PS 3.0

everyone seems to say that PS 3.0 (which is only for Direct3D right?) is a giant leap forward in shader technology. How does it compare with GLSL? What are the pros and cons of each (aside from the obvious)?

PS3.0 is more of a target to HLSL. Since GLSL doesn’t need “targets”, you can except the driver to automaticly take advantage of the hardware (being or not ps3.0). Even tought I believe there is a ARB_vertex_program_2 and ARB_fragment_program_2 on the way. Don’t know if ARB_vertex_program_2 will have texture access… :rolleyes:

In fact, any word regarding these two?

so PS 3.0 is a version of the hardware that the HLSL shader is running on?

You can do with HLSL everything you could do with PS 3.0

Well, PS3.0 is more about branching and loops and some aditional instructions. Those are available on GLSL. But if either runs slow (not ps3.0 hardware) or runs fast (without ps3.0 hardware).

For example, an if or for statement gets compiled more eficently on ps3.0 cards rather then on ps2.0 hardware.
And of course, some instruction aren’t supported at all, making the card fall to software.

Either way, ps3.0 is the assembly interface. HLSL “targets” a pixel shader version. GLSL doesn’t (in the same sence). Using GLSL makes it transparent coding for ps2.0 or ps3.0 hardware. HLSL does it to but is more dependent on the shader version as targets.

Sorry, can’t explain it any better… :smiley:

For example, an if or for statement gets compiled more eficently on ps3.0 cards rather then on ps2.0 hardware.
And of course, some instruction aren’t supported at all, making the card fall to software.

This is not guranteed to be true. You can’t make statements about performance without refering to a peice of implementation.

everyone seems to say that PS 3.0 (which is only for Direct3D right?) is a giant leap forward in shader technology. How does it compare with GLSL?
All that can be said is that GLSL is a C like language with build in functions.
It doesn’t care what the hw can do.
You might say that it is ps infinite.0 capable, vs infinite.0 capable

ps3.0 is more about what the hw can actually do.

Yes, however GLSL is also focused on what the hardware could do (at the moment PS3.0 type capability). It’s just higher level than assembly, which Microsoft provides and OpenGL doesn’t (at the moment…). In fact, OpenGL just leaves more up to the driver, which in the past has been a strength of OpenGL (can you choose a specific version of assembly to compile to?).

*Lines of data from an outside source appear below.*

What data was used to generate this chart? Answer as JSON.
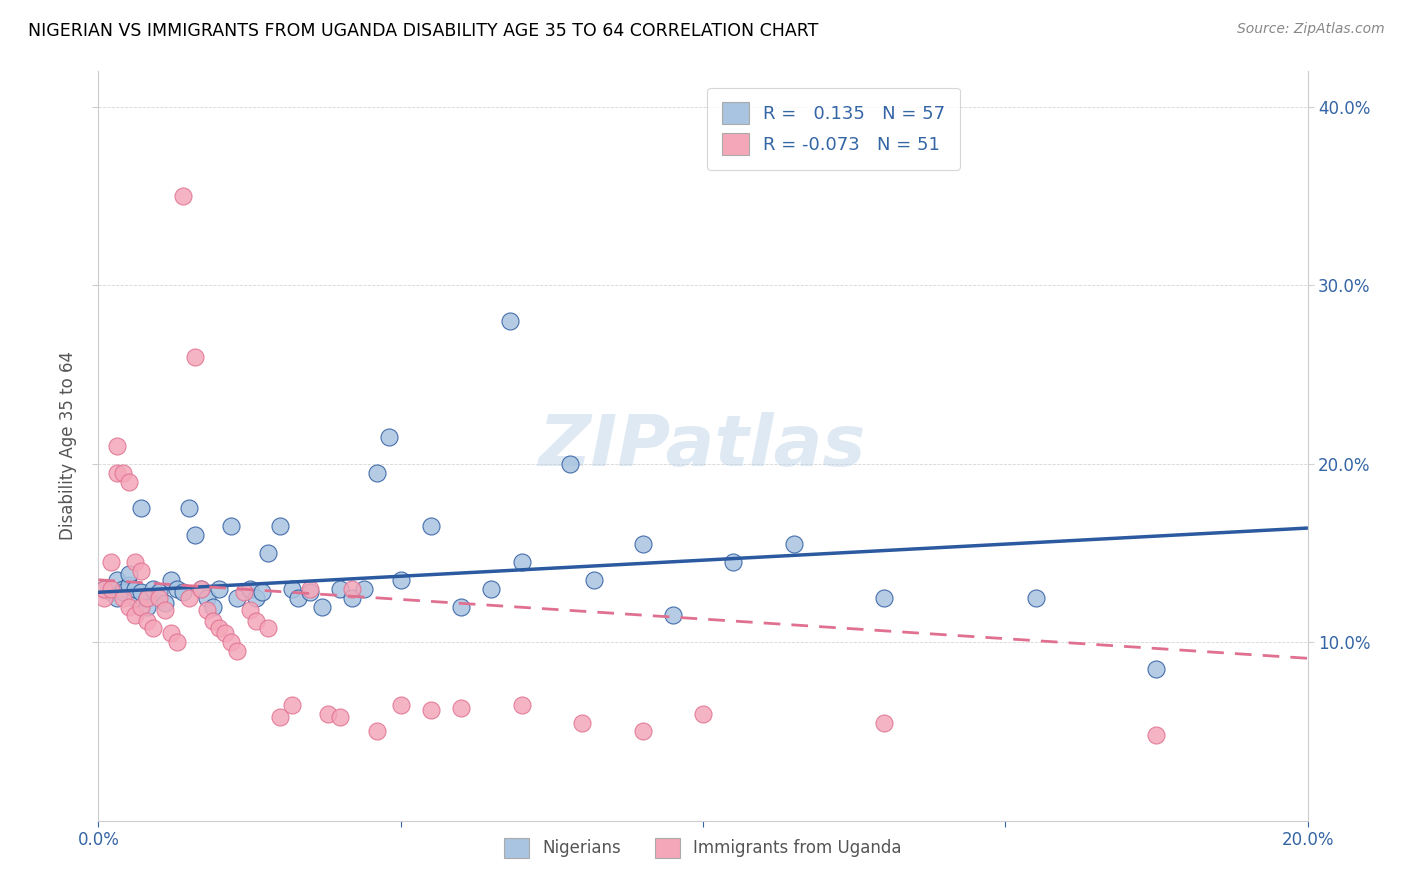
{
  "title": "NIGERIAN VS IMMIGRANTS FROM UGANDA DISABILITY AGE 35 TO 64 CORRELATION CHART",
  "source": "Source: ZipAtlas.com",
  "ylabel": "Disability Age 35 to 64",
  "xlim": [
    0.0,
    0.2
  ],
  "ylim": [
    0.0,
    0.42
  ],
  "xticks": [
    0.0,
    0.05,
    0.1,
    0.15,
    0.2
  ],
  "xticklabels": [
    "0.0%",
    "",
    "",
    "",
    "20.0%"
  ],
  "yticks": [
    0.1,
    0.2,
    0.3,
    0.4
  ],
  "yticklabels": [
    "10.0%",
    "20.0%",
    "30.0%",
    "40.0%"
  ],
  "blue_r": 0.135,
  "blue_n": 57,
  "pink_r": -0.073,
  "pink_n": 51,
  "blue_color": "#a8c4e0",
  "pink_color": "#f4a7b9",
  "blue_line_color": "#2c5aa0",
  "pink_line_color": "#e07090",
  "watermark": "ZIPatlas",
  "blue_points": [
    [
      0.001,
      0.13
    ],
    [
      0.002,
      0.128
    ],
    [
      0.003,
      0.125
    ],
    [
      0.003,
      0.135
    ],
    [
      0.004,
      0.13
    ],
    [
      0.004,
      0.128
    ],
    [
      0.005,
      0.132
    ],
    [
      0.005,
      0.138
    ],
    [
      0.006,
      0.125
    ],
    [
      0.006,
      0.13
    ],
    [
      0.007,
      0.128
    ],
    [
      0.007,
      0.175
    ],
    [
      0.008,
      0.125
    ],
    [
      0.008,
      0.12
    ],
    [
      0.009,
      0.13
    ],
    [
      0.01,
      0.128
    ],
    [
      0.011,
      0.122
    ],
    [
      0.012,
      0.135
    ],
    [
      0.013,
      0.13
    ],
    [
      0.014,
      0.128
    ],
    [
      0.015,
      0.175
    ],
    [
      0.016,
      0.16
    ],
    [
      0.017,
      0.13
    ],
    [
      0.018,
      0.125
    ],
    [
      0.019,
      0.12
    ],
    [
      0.02,
      0.13
    ],
    [
      0.022,
      0.165
    ],
    [
      0.023,
      0.125
    ],
    [
      0.025,
      0.13
    ],
    [
      0.026,
      0.125
    ],
    [
      0.027,
      0.128
    ],
    [
      0.028,
      0.15
    ],
    [
      0.03,
      0.165
    ],
    [
      0.032,
      0.13
    ],
    [
      0.033,
      0.125
    ],
    [
      0.035,
      0.128
    ],
    [
      0.037,
      0.12
    ],
    [
      0.04,
      0.13
    ],
    [
      0.042,
      0.125
    ],
    [
      0.044,
      0.13
    ],
    [
      0.046,
      0.195
    ],
    [
      0.048,
      0.215
    ],
    [
      0.05,
      0.135
    ],
    [
      0.055,
      0.165
    ],
    [
      0.06,
      0.12
    ],
    [
      0.065,
      0.13
    ],
    [
      0.068,
      0.28
    ],
    [
      0.07,
      0.145
    ],
    [
      0.078,
      0.2
    ],
    [
      0.082,
      0.135
    ],
    [
      0.09,
      0.155
    ],
    [
      0.095,
      0.115
    ],
    [
      0.105,
      0.145
    ],
    [
      0.115,
      0.155
    ],
    [
      0.13,
      0.125
    ],
    [
      0.155,
      0.125
    ],
    [
      0.175,
      0.085
    ]
  ],
  "pink_points": [
    [
      0.001,
      0.125
    ],
    [
      0.001,
      0.13
    ],
    [
      0.002,
      0.145
    ],
    [
      0.002,
      0.13
    ],
    [
      0.003,
      0.195
    ],
    [
      0.003,
      0.21
    ],
    [
      0.004,
      0.195
    ],
    [
      0.004,
      0.125
    ],
    [
      0.005,
      0.19
    ],
    [
      0.005,
      0.12
    ],
    [
      0.006,
      0.145
    ],
    [
      0.006,
      0.115
    ],
    [
      0.007,
      0.14
    ],
    [
      0.007,
      0.12
    ],
    [
      0.008,
      0.125
    ],
    [
      0.008,
      0.112
    ],
    [
      0.009,
      0.108
    ],
    [
      0.01,
      0.125
    ],
    [
      0.011,
      0.118
    ],
    [
      0.012,
      0.105
    ],
    [
      0.013,
      0.1
    ],
    [
      0.014,
      0.35
    ],
    [
      0.015,
      0.125
    ],
    [
      0.016,
      0.26
    ],
    [
      0.017,
      0.13
    ],
    [
      0.018,
      0.118
    ],
    [
      0.019,
      0.112
    ],
    [
      0.02,
      0.108
    ],
    [
      0.021,
      0.105
    ],
    [
      0.022,
      0.1
    ],
    [
      0.023,
      0.095
    ],
    [
      0.024,
      0.128
    ],
    [
      0.025,
      0.118
    ],
    [
      0.026,
      0.112
    ],
    [
      0.028,
      0.108
    ],
    [
      0.03,
      0.058
    ],
    [
      0.032,
      0.065
    ],
    [
      0.035,
      0.13
    ],
    [
      0.038,
      0.06
    ],
    [
      0.04,
      0.058
    ],
    [
      0.042,
      0.13
    ],
    [
      0.046,
      0.05
    ],
    [
      0.05,
      0.065
    ],
    [
      0.055,
      0.062
    ],
    [
      0.06,
      0.063
    ],
    [
      0.07,
      0.065
    ],
    [
      0.08,
      0.055
    ],
    [
      0.09,
      0.05
    ],
    [
      0.1,
      0.06
    ],
    [
      0.13,
      0.055
    ],
    [
      0.175,
      0.048
    ]
  ]
}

GLSL is only PSinfinite.0 compatibile if they add an extension mechanism and keep revising the spec. In the end, they all need to be updated, and there isn’t that big a difference between them, except that GLSL tries to be “forward looking” where Microsoft sets the entire spec based on immediate demand (and it’s becoming less cludged, which is why it’s so dangerous to opengl).